As you can see, most of the time the shader doesn't do more than 100 iterations. 如您所见，大多数情况下着色器的迭代次数不超过100次。

However this shader takes 200 000 microseconds to execute on average in a gtx 1070. 然而，这个着色器在gtx 1070中平均执行200 000微秒。

Since the issue is not number of executions, my problem is likely to be on thread execution. 由于问题不是执行次数，我的问题可能是线程执行。

Does anyone know how I could optimize this code? 有谁知道如何优化这段代码？ The biggest botttleneck seems to be the use of a stack. 最大的底线似乎是堆栈的使用。

If I run the same code without pushing to the stack (generating wrong output), there is a 10 fold improvement in runtime 如果我在不推送到堆栈的情况下运行相同的代码（生成错误的输出），则运行时间会有10倍的改进

Answer 1

It seems you test for intersection with the ray most of all voxels in each level of the octree. 看起来你测试的是与八角形的每个级别中的大多数体素的光线相交。 And sort them (by some distance) also in each level. 并在每个级别中对它们进行排序（相隔一段距离）。 I propose another approach. 我提出另一种方法。

If the ray intersects with the bounding box (level 0 of the octree) it makes it at two faces of the box. 如果光线与边界框（八叉树的0级）相交，则它在框的两个面上。 Or in a corner or an edge, these are "corner" cases. 或者在角落或边缘，这些是“角落”的情况。

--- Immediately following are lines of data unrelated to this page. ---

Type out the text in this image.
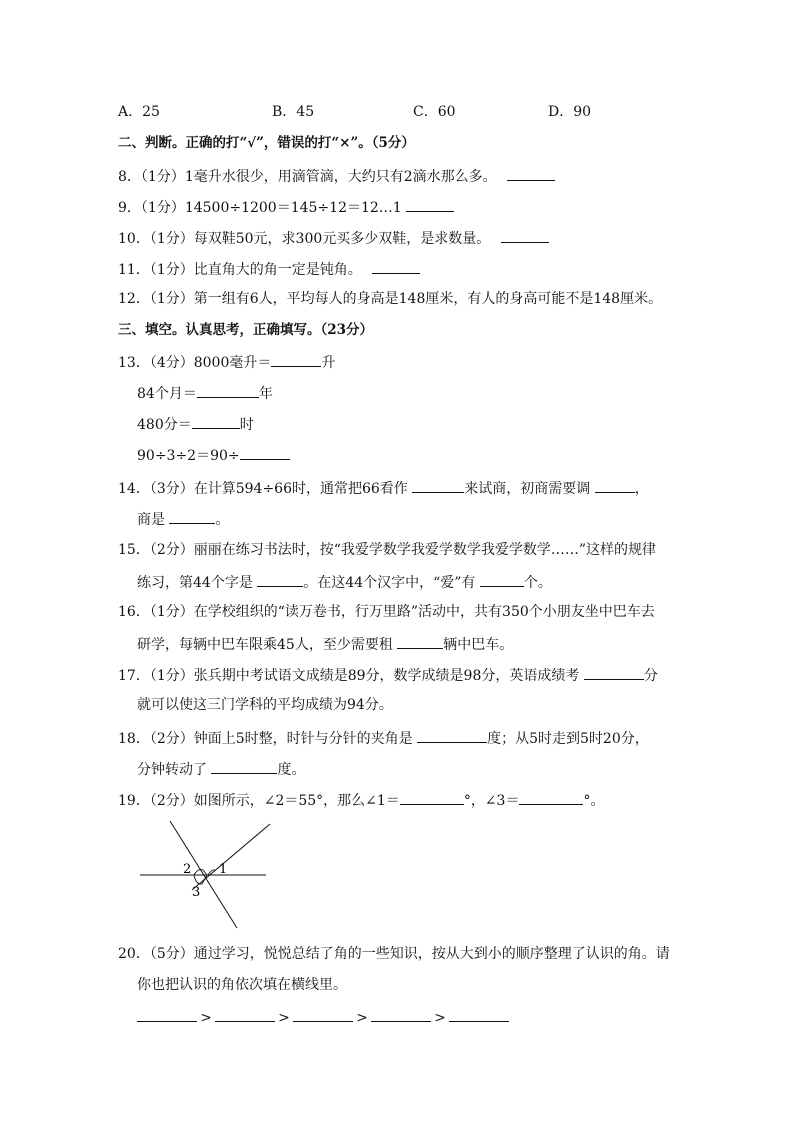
A．25	B．45	C．60	D．90
二、判断。正确的打“√”，错误的打“×”。（5分）
8．（1分）1毫升水很少，用滴管滴，大约只有2滴水那么多。
9．（1分）14500÷1200＝145÷12＝12…1
10．（1分）每双鞋50元，求300元买多少双鞋，是求数量。
11．（1分）比直角大的角一定是钝角。
12．（1分）第一组有6人，平均每人的身高是148厘米，有人的身高可能不是148厘米。
三、填空。认真思考，正确填写。（23分）
13．（4分）8000毫升＝	升
84个月＝	年
480分＝	时
90÷3÷2＝90÷
14．（3分）在计算594÷66时，通常把66看作	来试商，初商需要调	，
商是	。
15．（2分）丽丽在练习书法时，按“我爱学数学我爱学数学我爱学数学……”这样的规律
练习，第44个字是	。在这44个汉字中，“爱”有	个。
16．（1分）在学校组织的“读万卷书，行万里路”活动中，共有350个小朋友坐中巴车去
研学，每辆中巴车限乘45人，至少需要租	辆中巴车。
17．（1分）张兵期中考试语文成绩是89分，数学成绩是98分，英语成绩考	分
就可以使这三门学科的平均成绩为94分。
18．（2分）钟面上5时整，时针与分针的夹角是	度；从5时走到5时20分，
分钟转动了	度。
19．（2分）如图所示，∠2＝55°，那么∠1＝	°，∠3＝	°。
1
2
3
20．（5分）通过学习，悦悦总结了角的一些知识，按从大到小的顺序整理了认识的角。请
你也把认识的角依次填在横线里。
>	>	>	>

Finding the 3D ray-plane intersection can be done like here . 可以像这里一样找到3D射线平面交点。 Finding if the intersection is inside the face (quad) can be done by testing if the point is inside of one of the two triangles of the face, like here . 找到交叉点是否在面内（四边形）可以通过测试该点是否在面的两个三角形之一内来完成，就像这里一样。

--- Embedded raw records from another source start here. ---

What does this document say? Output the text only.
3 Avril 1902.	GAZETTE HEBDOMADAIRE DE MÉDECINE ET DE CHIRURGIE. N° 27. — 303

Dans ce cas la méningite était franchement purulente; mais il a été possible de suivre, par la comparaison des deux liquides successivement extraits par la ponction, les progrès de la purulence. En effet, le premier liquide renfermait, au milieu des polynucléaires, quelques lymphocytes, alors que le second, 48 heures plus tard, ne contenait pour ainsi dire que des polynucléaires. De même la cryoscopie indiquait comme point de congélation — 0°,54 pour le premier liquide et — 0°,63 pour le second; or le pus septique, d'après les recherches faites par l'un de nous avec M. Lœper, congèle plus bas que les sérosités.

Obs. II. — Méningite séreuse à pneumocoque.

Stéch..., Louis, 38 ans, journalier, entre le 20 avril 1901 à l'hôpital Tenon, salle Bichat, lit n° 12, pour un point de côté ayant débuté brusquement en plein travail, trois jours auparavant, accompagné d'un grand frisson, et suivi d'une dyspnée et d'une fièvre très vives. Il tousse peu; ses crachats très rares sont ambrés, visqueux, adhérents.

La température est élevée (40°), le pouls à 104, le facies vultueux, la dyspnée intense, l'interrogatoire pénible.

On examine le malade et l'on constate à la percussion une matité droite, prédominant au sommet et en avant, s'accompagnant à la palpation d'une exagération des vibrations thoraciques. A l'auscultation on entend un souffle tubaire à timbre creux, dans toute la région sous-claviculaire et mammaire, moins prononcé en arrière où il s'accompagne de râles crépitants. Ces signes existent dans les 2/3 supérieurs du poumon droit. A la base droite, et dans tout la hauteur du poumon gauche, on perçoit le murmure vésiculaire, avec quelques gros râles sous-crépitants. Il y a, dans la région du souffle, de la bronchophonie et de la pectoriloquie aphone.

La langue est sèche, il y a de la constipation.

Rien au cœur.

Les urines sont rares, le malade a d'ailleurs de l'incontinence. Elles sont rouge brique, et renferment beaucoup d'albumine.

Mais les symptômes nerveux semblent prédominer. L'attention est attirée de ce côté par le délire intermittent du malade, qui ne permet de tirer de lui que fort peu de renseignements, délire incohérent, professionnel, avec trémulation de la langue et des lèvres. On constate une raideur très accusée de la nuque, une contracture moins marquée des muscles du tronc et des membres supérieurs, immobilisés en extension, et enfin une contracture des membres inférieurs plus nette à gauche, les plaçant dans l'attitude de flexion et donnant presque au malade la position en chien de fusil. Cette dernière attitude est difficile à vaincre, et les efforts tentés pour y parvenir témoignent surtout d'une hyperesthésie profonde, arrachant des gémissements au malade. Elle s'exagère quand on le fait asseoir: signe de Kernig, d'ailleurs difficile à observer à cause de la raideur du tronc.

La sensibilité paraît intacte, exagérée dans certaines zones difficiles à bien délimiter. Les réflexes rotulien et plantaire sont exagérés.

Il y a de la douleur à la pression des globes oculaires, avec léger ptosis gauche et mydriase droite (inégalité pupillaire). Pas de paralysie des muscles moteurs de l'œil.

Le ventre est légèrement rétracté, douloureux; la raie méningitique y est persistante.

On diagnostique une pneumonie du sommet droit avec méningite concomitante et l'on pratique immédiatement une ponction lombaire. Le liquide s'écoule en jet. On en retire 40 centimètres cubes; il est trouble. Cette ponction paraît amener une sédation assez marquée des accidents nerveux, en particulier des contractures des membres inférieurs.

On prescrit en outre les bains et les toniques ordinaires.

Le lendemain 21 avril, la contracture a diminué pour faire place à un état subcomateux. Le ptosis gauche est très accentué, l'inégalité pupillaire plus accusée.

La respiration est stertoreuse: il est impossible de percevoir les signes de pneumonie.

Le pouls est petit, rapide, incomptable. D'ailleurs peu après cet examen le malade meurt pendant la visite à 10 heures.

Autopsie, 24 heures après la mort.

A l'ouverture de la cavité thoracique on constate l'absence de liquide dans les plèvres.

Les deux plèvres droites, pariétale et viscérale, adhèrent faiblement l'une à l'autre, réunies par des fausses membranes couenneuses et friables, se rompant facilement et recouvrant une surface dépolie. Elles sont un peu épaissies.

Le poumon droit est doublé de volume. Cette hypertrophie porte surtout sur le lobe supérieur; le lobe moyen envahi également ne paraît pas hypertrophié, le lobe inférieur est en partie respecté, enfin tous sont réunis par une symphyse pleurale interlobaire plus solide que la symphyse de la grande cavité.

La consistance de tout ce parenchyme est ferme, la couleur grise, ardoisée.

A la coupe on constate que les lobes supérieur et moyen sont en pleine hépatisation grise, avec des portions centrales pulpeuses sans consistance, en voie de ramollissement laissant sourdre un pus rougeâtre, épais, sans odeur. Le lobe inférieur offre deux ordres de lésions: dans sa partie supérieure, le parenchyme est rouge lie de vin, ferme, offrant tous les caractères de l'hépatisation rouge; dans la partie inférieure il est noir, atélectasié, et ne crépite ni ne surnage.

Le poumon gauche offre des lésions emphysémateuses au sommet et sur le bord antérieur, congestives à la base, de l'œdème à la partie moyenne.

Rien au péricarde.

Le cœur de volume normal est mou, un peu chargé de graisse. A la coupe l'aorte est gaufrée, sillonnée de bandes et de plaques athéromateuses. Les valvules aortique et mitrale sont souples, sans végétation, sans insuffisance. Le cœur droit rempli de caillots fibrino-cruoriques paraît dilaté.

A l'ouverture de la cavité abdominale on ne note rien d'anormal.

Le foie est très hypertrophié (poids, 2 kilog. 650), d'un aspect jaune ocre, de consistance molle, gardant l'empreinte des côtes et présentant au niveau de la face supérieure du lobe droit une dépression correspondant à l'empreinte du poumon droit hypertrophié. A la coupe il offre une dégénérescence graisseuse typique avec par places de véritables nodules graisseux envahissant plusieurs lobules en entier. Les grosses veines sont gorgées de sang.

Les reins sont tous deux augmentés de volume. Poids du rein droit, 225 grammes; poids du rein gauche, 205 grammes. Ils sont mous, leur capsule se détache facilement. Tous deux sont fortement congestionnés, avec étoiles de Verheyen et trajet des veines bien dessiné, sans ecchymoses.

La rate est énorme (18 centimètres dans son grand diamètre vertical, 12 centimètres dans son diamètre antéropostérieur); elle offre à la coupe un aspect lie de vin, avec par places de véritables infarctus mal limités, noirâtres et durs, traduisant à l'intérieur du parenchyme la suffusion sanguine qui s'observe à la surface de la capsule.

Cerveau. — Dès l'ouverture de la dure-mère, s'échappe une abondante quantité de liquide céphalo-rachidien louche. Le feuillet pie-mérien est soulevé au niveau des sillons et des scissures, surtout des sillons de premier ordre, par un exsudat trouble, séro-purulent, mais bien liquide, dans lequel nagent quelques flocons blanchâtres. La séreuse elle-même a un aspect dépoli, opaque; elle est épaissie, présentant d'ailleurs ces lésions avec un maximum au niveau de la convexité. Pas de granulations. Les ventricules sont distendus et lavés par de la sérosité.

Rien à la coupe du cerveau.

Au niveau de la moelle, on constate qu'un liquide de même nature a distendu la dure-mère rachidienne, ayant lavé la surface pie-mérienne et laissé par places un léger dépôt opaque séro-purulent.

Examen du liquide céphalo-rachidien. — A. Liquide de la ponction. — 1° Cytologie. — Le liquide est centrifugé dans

Get the farthest intersection I0 from the camera. 从相机获取最远的交叉点I0 。 Also let r be a unit vector of the ray in the direction I0 toward the camera. 还让r是朝向摄像机的方向I0上的光线的单位矢量。

Find the deepest voxel for I0 coordinates. 找到I0坐标最深的体素。 This is the farthest voxel from the camera. 这是相机中最远的体素。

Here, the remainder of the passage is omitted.